La privatisation des lignes de bus de région parisienne est reportée car sa mise en place montre déjà les conséquences désastreuses et prévisibles de cette casse du service public.
Mardi 11 avril, les députéEs ont voté, en commission, le report de « l’ouverture à la concurrence » à 2026, c’est-à-dire la vente à la découpe, en 12 lots, de délégations de services publics sur la base d’appels d’offres auxquels pourront répondre diverses entreprises. Des nouvelles entreprises ou des filiales d’entreprises d’État, comme c’est le cas de Transdev, qui est une filiale de la Caisse des dépôts et consignations, ou de Keolis, qui appartient à la SNCF. Il y aura aussi sans doute des filiales de la RATP ! Et les salariéEs seraient transférés de la RATP à leur nouvel employeur, perdant ainsi leur statut.
Dégradation des conditions de travail et pénurie de main-d’œuvre
La RATP serait ainsi démantelée pour être remplacée par des sociétés qui échappent davantage au contrôle public, qui peuvent casser les statuts, les horaires, les temps de pause, les rémunérations. Ce sont ces conditions de travail fortement dégradées par rapport à la RATP qui ont été une des causes de la grève de Transdev. Déjà la RATP, en préparation de l’ouverture à la concurrence, a réduit de 121 à 115 jours le nombre de jours de repos des conducteurEs, augmenté l’amplitude de 11 h de travail à 13 h à partir du 1er janvier dernier. En « contrepartie », une série de primes sont transformées en augmentation de salaire, mais ça ne compense pas l’augmentation du temps de travail, cela ne représente pas d’augmentation effective sur la fiche de paie… et cela ne concernera pas les futurEs embauchéEs. C’est donc un vol organisé des salariéEs RATP, une dégradation des conditions de travail, sous prétexte d’une privatisation qui n’est même pas effective.
Et, pour les usagerEs, la qualité sera également revue à la baisse : l’entretien des véhicules, le remplacement en cas d’incident, l’information aux voyageurs et la superposition de lignes sur les mêmes arrêts pourraient poser de nombreux problèmes, selon la Fédération nationale des associations d’usagerEs des transports (FNAUT) qui ne se dit pourtant pas opposée à la mise en concurrence.
Report de la mise en concurrence en 2026
La privatisation pose déjà des problèmes : la perte du statut pour les agentEs qui seront transférés conduit à une difficulté à embaucher de nouveaux personnels, et on observe une pénurie de main-d’œuvre. De plus, la dégradation des conditions de travail conduit à une augmentation de l’absentéisme pour raisons médicales ou pour des grèves de 59 minutes qui permettent de protester ou de souffler entre deux services. Il y a des mobilisations sur l’augmentation des amplitudes horaires, le découpage des services en deux fois avec une pause entre les deux services.
La mairie de Paris et les députéEs PCF ont interpellé le gouvernement et Valérie Pécresse, présidente de la Région Île-de-France et donc d’IDF-Mobilités, argumentant notamment que cela pourra affecter… les jeux Olympiques. Ils ont demandé un report de la mise en concurrence à 2028, et les députés de la majorité présidentielle ont transformé en 2026. Le vote devrait avoir lieu le 4 mai prochain.

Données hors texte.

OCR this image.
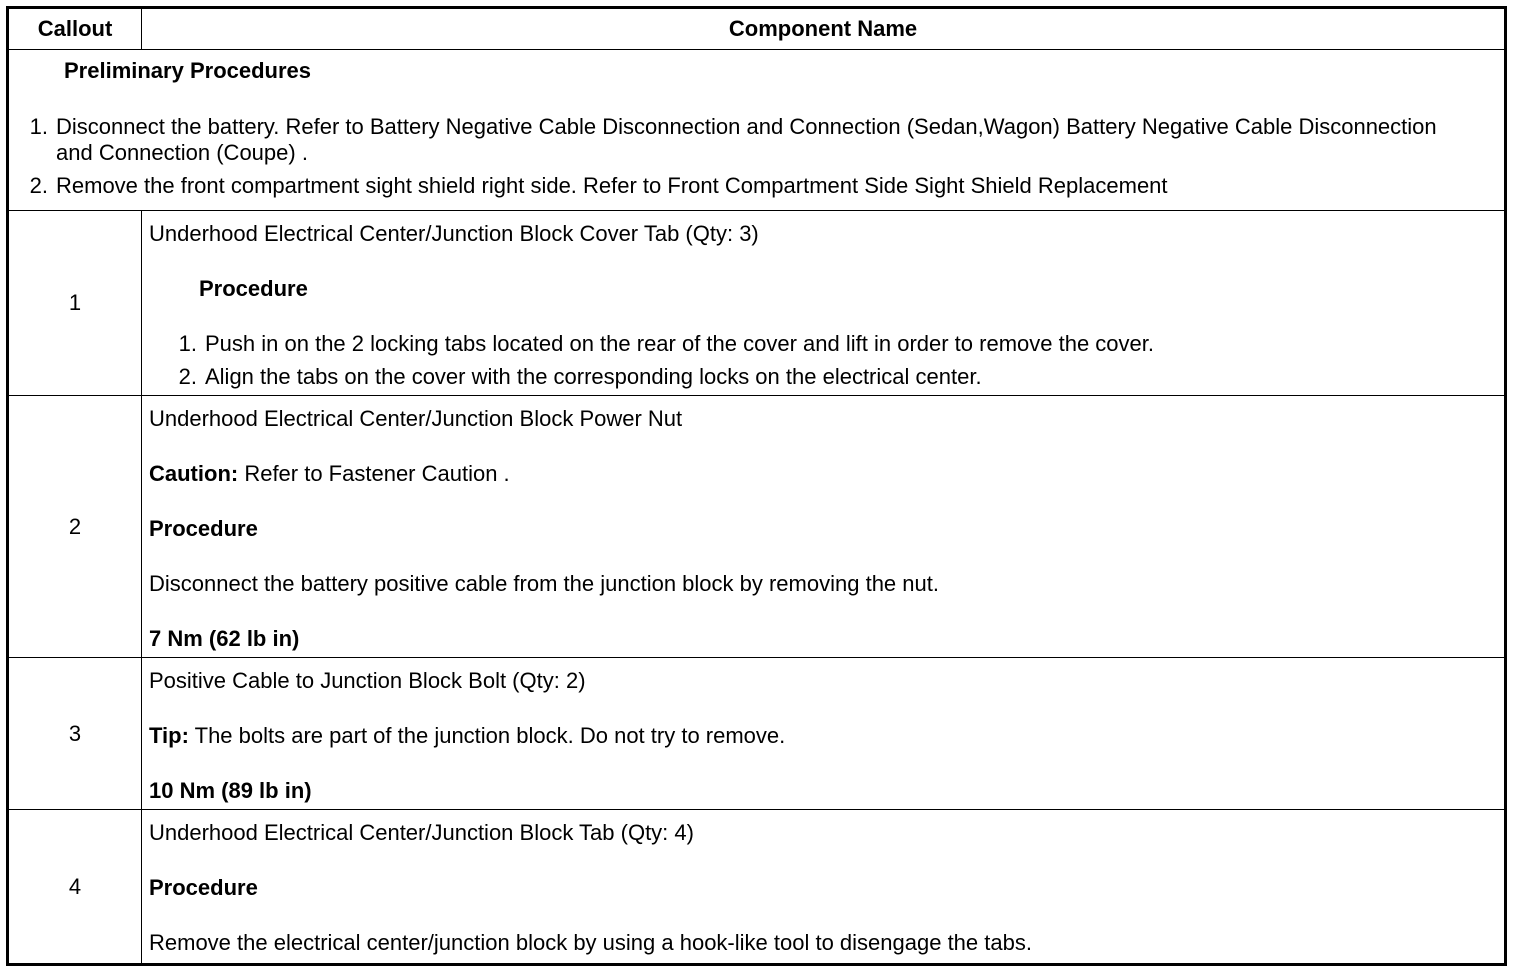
Callout	Component Name
Preliminary Procedures
1. Disconnect the battery. Refer to Battery Negative Cable Disconnection and Connection (Sedan,Wagon) Battery Negative Cable Disconnection and Connection (Coupe) .
2. Remove the front compartment sight shield right side. Refer to Front Compartment Side Sight Shield Replacement
1
Underhood Electrical Center/Junction Block Cover Tab (Qty: 3)
Procedure
1. Push in on the 2 locking tabs located on the rear of the cover and lift in order to remove the cover.
2. Align the tabs on the cover with the corresponding locks on the electrical center.
2
Underhood Electrical Center/Junction Block Power Nut
Caution: Refer to Fastener Caution .
Procedure
Disconnect the battery positive cable from the junction block by removing the nut.
7 Nm (62 lb in)
3
Positive Cable to Junction Block Bolt (Qty: 2)
Tip: The bolts are part of the junction block. Do not try to remove.
10 Nm (89 lb in)
4
Underhood Electrical Center/Junction Block Tab (Qty: 4)
Procedure
Remove the electrical center/junction block by using a hook-like tool to disengage the tabs.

Cela donne un répit pour les salariéEs et les usagerEs. Et du temps pour informer sur les dangers de la privatisation, sur ses modalités et construire des mobilisations unitaires entre organisations syndicales et population des quartiers pour refuser la mise en concurrence. Un mouvement de type « ne privatisez pas ma ligne de bus » pourrait naître, profitant des luttes qui ont existé ces dernières années à la RATP, que ce soit contre les réformes des retraites ou, dans certains endroits, contre la privatisation.